A mí lo que me consta al respecto es que Boiardo, en los tres libros (el último, incompleto) que componen su obra, escrita en octavas reales (11A 11B 11A 11B 11A 11B 11C 11C), fundió la epopeya del ciclo artúrico o bretón con la del ciclo carolingio. ¿De ahí cabe inferir que Cervantes sumó y fundió, asimismo, varios materiales preexistentes, y de ese batido, hermanamiento o mezcla surgió su inmortal personaje? Puede. En los 46 cantos (en la misma estrofa susodicha de arte mayor, la octava real), “piedra de toque de todo estética”, hallo una mayor influencia. Me explico en el párrafo que sigue.
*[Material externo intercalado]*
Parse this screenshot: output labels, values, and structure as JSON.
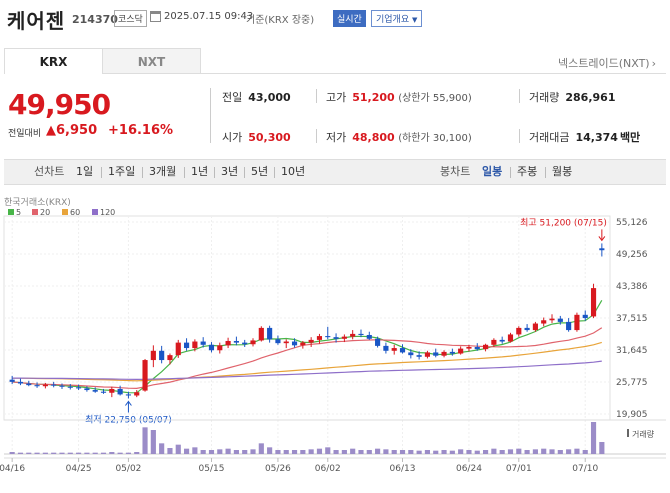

Si comparamos la realidad con una naranja, Cervantes le sacó el zumo a cuanto vivió, que fue mucho y variopinto (“el que lee mucho y anda mucho, vee mucho y sabe mucho” le hace decir Cervantes, en el capítulo XXV de la Segunda parte, a don Quijote); a cuanto vio, soñó, oyó y leyó. Don Quijote se vuelve tarumba por leer libros de caballerías, creyendo, a pies juntillas, que cuanto ha leído en dichos ejemplares era verdad pura y dura, histórica, y fidedignos los hechos narrados en ellos. En esto se diferencia de la continuación que hizo Ariosto del Orlando de Boiardo. El Orlando de Ludovico enloqueció por los desdenes de su amada Angélica, la Bella. La locura en un caso es el efecto y la causa del otro. A Orlando el amor no correspondido o desamor le vuelve orate, y a don Quijote la locura lo lleva a inventarse el amor “de oídas” de Aldonza Lorenzo (Dulcinea del Toboso). Don Quijote se vio abocado (así lo argumenta él y lo leemos en el capítulo inicial de la obra) por las circunstancias a enamorarse:
“Limpias, pues, sus armas, hecho del morrión celada, puesto nombre a su rocín y confirmándose a sí mismo, se dio a entender que no le faltaba otra cosa sino buscar una dama de quien enamorarse; porque el caballero andante sin amores era árbol sin hojas y sin fruto y cuerpo sin alma”.
Quien haya leído hasta aquí acaso entienda ahora por qué Otramotro se saca de la manga, como el jugador fullero o truhan ases, amadas sin cuento. Hace como don Quijote, inventarse pasiones para ejercitarse (para cuando llegue la hora, si es que llega; a fin de estar preparado).